Peygambere indirileni işittiklerinde, âşinâ oldukları haktan dolayı gözlerinin yaşla dolduğunu görürsün. 'Ey Rabbimiz, iman ettik,' derler. 'Sen de bizi hakka şahitlik edenlerle beraber yaz.

وَمَا لَنَا لاَ نُؤْمِنُ بِاللّهِ وَمَا جَاءنَا مِنَ الْحَقِّ وَنَطْمَعُ أَن يُدْخِلَنَا رَبَّنَا مَعَ الْقَوْمِ الصَّالِحِينَ ﴿٨٤﴾

5/MÂİDE SURESİ-84. AYET (Meâlleri Kıyasla): Ve mâ lenâ lâ nu’minu billâhi ve mâ câenâ minel hakkı ve natmeu en yudhılenâ rabbunâ meal kavmis sâlihîn(sâlihîne).

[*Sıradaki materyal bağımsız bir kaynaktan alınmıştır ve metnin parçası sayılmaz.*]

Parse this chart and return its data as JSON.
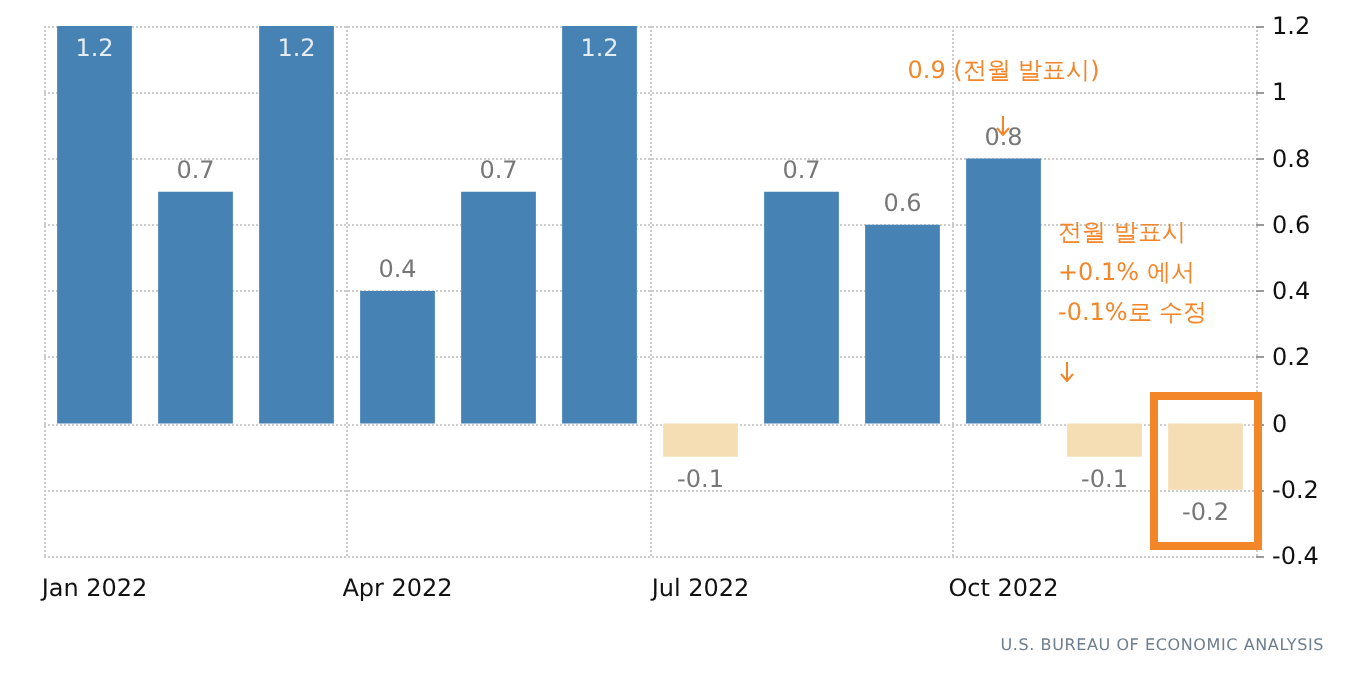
{
  "chart_data": {
    "type": "bar",
    "categories": [
      "Jan 2022",
      null,
      null,
      "Apr 2022",
      null,
      null,
      "Jul 2022",
      null,
      null,
      "Oct 2022",
      null,
      null
    ],
    "values": [
      1.2,
      0.7,
      1.2,
      0.4,
      0.7,
      1.2,
      -0.1,
      0.7,
      0.6,
      0.8,
      -0.1,
      -0.2
    ],
    "colors": [
      "#4682b4",
      "#4682b4",
      "#4682b4",
      "#4682b4",
      "#4682b4",
      "#4682b4",
      "#f5deb3",
      "#4682b4",
      "#4682b4",
      "#4682b4",
      "#f5deb3",
      "#f5deb3"
    ],
    "ylim": [
      -0.4,
      1.2
    ],
    "yticks": [
      -0.4,
      -0.2,
      0,
      0.2,
      0.4,
      0.6,
      0.8,
      1,
      1.2
    ],
    "grid": true,
    "data_labels": true,
    "annotations": [
      "0.9 (전월 발표시)",
      "전월 발표시\n+0.1% 에서\n-0.1%로 수정",
      "U.S. BUREAU OF ECONOMIC ANALYSIS"
    ]
  }
}
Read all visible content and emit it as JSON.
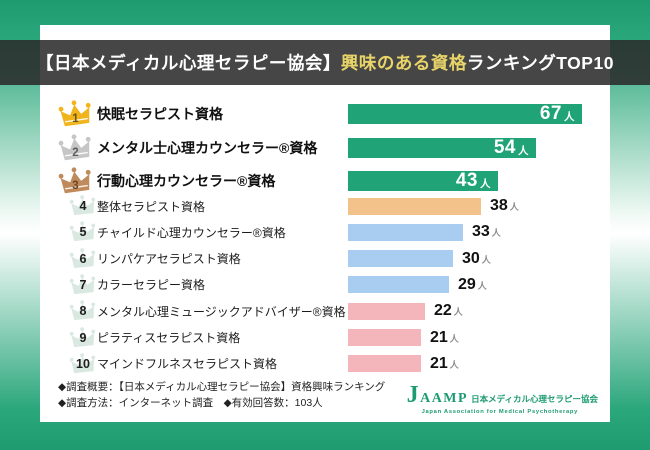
{
  "header": {
    "title_prefix": "【日本メディカル心理セラピー協会】",
    "title_highlight": "興味のある資格",
    "title_suffix": "ランキングTOP10"
  },
  "chart_data": {
    "type": "bar",
    "orientation": "horizontal",
    "title": "【日本メディカル心理セラピー協会】興味のある資格ランキングTOP10",
    "unit": "人",
    "xlim": [
      0,
      70
    ],
    "ranks": [
      1,
      2,
      3,
      4,
      5,
      6,
      7,
      8,
      9,
      10
    ],
    "categories": [
      "快眠セラピスト資格",
      "メンタル士心理カウンセラー®資格",
      "行動心理カウンセラー®資格",
      "整体セラピスト資格",
      "チャイルド心理カウンセラー®資格",
      "リンパケアセラピスト資格",
      "カラーセラピー資格",
      "メンタル心理ミュージックアドバイザー®資格",
      "ピラティスセラピスト資格",
      "マインドフルネスセラピスト資格"
    ],
    "values": [
      67,
      54,
      43,
      38,
      33,
      30,
      29,
      22,
      21,
      21
    ],
    "bar_colors": [
      "green",
      "green",
      "green",
      "orange",
      "blue",
      "blue",
      "blue",
      "pink",
      "pink",
      "pink"
    ],
    "crown_tiers": [
      "gold",
      "silver",
      "bronze",
      "faint",
      "faint",
      "faint",
      "faint",
      "faint",
      "faint",
      "faint"
    ],
    "value_label_position": [
      "inside",
      "inside",
      "inside",
      "outside",
      "outside",
      "outside",
      "outside",
      "outside",
      "outside",
      "outside"
    ]
  },
  "colors": {
    "green": "#1fa377",
    "orange": "#f2c28a",
    "blue": "#a9cdf1",
    "pink": "#f4b6ba",
    "gold": "#f2b41c",
    "silver": "#c6c6c6",
    "bronze": "#bf8a5c",
    "faint": "#d9e8e1",
    "highlight": "#e8d468"
  },
  "footer": {
    "line1": "◆調査概要：【日本メディカル心理セラピー協会】資格興味ランキング",
    "line2": "◆調査方法：インターネット調査　◆有効回答数：103人"
  },
  "logo": {
    "name": "JAAMP",
    "jp_name": "日本メディカル心理セラピー協会",
    "en_name": "Japan Association for Medical Psychotherapy"
  }
}
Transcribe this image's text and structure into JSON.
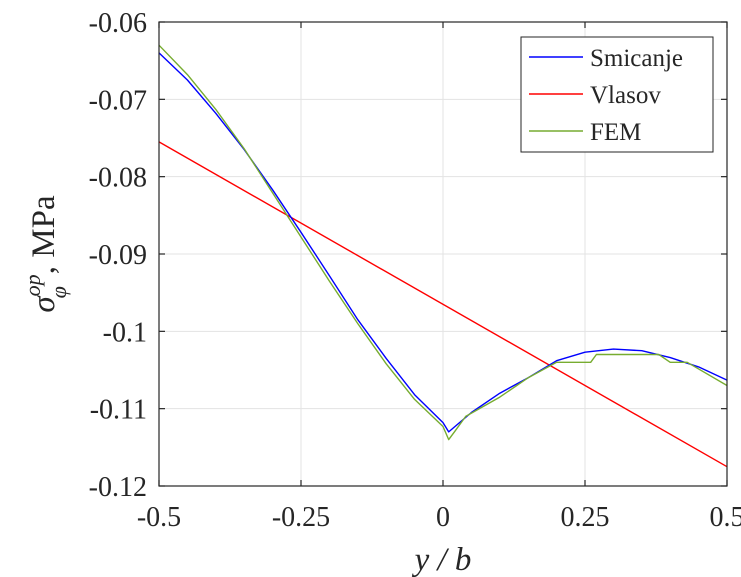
{
  "chart_data": {
    "type": "line",
    "title": "",
    "xlabel": "y / b",
    "ylabel_main": "σ",
    "ylabel_sup": "op",
    "ylabel_sub": "φ",
    "ylabel_rest": ", MPa",
    "xlim": [
      -0.5,
      0.5
    ],
    "ylim": [
      -0.12,
      -0.06
    ],
    "xticks": [
      -0.5,
      -0.25,
      0,
      0.25,
      0.5
    ],
    "xtick_labels": [
      "-0.5",
      "-0.25",
      "0",
      "0.25",
      "0.5"
    ],
    "yticks": [
      -0.06,
      -0.07,
      -0.08,
      -0.09,
      -0.1,
      -0.11,
      -0.12
    ],
    "ytick_labels": [
      "-0.06",
      "-0.07",
      "-0.08",
      "-0.09",
      "-0.1",
      "-0.11",
      "-0.12"
    ],
    "grid": true,
    "legend_position": "top-right",
    "series": [
      {
        "name": "Smicanje",
        "color": "#0000ff",
        "x": [
          -0.5,
          -0.45,
          -0.4,
          -0.35,
          -0.3,
          -0.25,
          -0.2,
          -0.15,
          -0.1,
          -0.05,
          0,
          0.01,
          0.05,
          0.1,
          0.15,
          0.2,
          0.25,
          0.3,
          0.35,
          0.4,
          0.45,
          0.5
        ],
        "y": [
          -0.064,
          -0.0675,
          -0.0718,
          -0.0765,
          -0.0817,
          -0.0872,
          -0.0928,
          -0.0985,
          -0.1035,
          -0.1082,
          -0.1118,
          -0.113,
          -0.1105,
          -0.108,
          -0.106,
          -0.1038,
          -0.1027,
          -0.1023,
          -0.1025,
          -0.1034,
          -0.1046,
          -0.1063
        ]
      },
      {
        "name": "Vlasov",
        "color": "#ff0000",
        "x": [
          -0.5,
          0.5
        ],
        "y": [
          -0.0755,
          -0.1175
        ]
      },
      {
        "name": "FEM",
        "color": "#77ac30",
        "x": [
          -0.5,
          -0.45,
          -0.4,
          -0.35,
          -0.3,
          -0.25,
          -0.2,
          -0.15,
          -0.1,
          -0.05,
          0,
          0.01,
          0.02,
          0.04,
          0.1,
          0.15,
          0.2,
          0.26,
          0.27,
          0.3,
          0.38,
          0.4,
          0.43,
          0.5
        ],
        "y": [
          -0.063,
          -0.0668,
          -0.0713,
          -0.0764,
          -0.0821,
          -0.0878,
          -0.0935,
          -0.099,
          -0.1042,
          -0.1088,
          -0.1123,
          -0.114,
          -0.113,
          -0.111,
          -0.1085,
          -0.106,
          -0.104,
          -0.104,
          -0.103,
          -0.103,
          -0.103,
          -0.104,
          -0.104,
          -0.107
        ]
      }
    ]
  }
}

'Rabbimizin bizi iyi ve hayırlı kullar arasına katması için can atarken, Allah'a ve haktan bize gelene niçin iman etmeyelim?'

فَأَثَابَهُمُ اللّهُ بِمَا قَالُواْ جَنَّاتٍ تَجْرِي مِن تَحْتِهَا الأَنْهَارُ خَالِدِينَ فِيهَا وَذَلِكَ جَزَاء الْمُحْسِنِينَ ﴿٨٥﴾

5/MÂİDE SURESİ-85. AYET (Meâlleri Kıyasla): Fe esâbehumullâhu bimâ kâlû cennâtin tecrî min tahtihâl enhâru hâlidîne fîhâ ve zâlike cezâûl muhsinîn(muhsinîne).

Bu söylediklerine karşılık, Allah da onları, içinde ebediyen kalacakları, altlarından ırmaklar akan Cennetlerle ödüllendirdi. İyilik yapan ve iyi kulluk edenlerin karşılığı işte budur.

وَالَّذِينَ كَفَرُواْ وَكَذَّبُواْ بِآيَاتِنَا أُوْلَئِكَ أَصْحَابُ الْجَحِيمِ ﴿٨٦﴾

5/MÂİDE SURESİ-86. AYET (Meâlleri Kıyasla): Vellezîne keferû ve kezzebû bi âyâtinâ ulâike ashâbul cahîm(cahîmi).

İnkâr eden ve âyetlerimizi yalanlayanlar ise Cehennem ehlidir.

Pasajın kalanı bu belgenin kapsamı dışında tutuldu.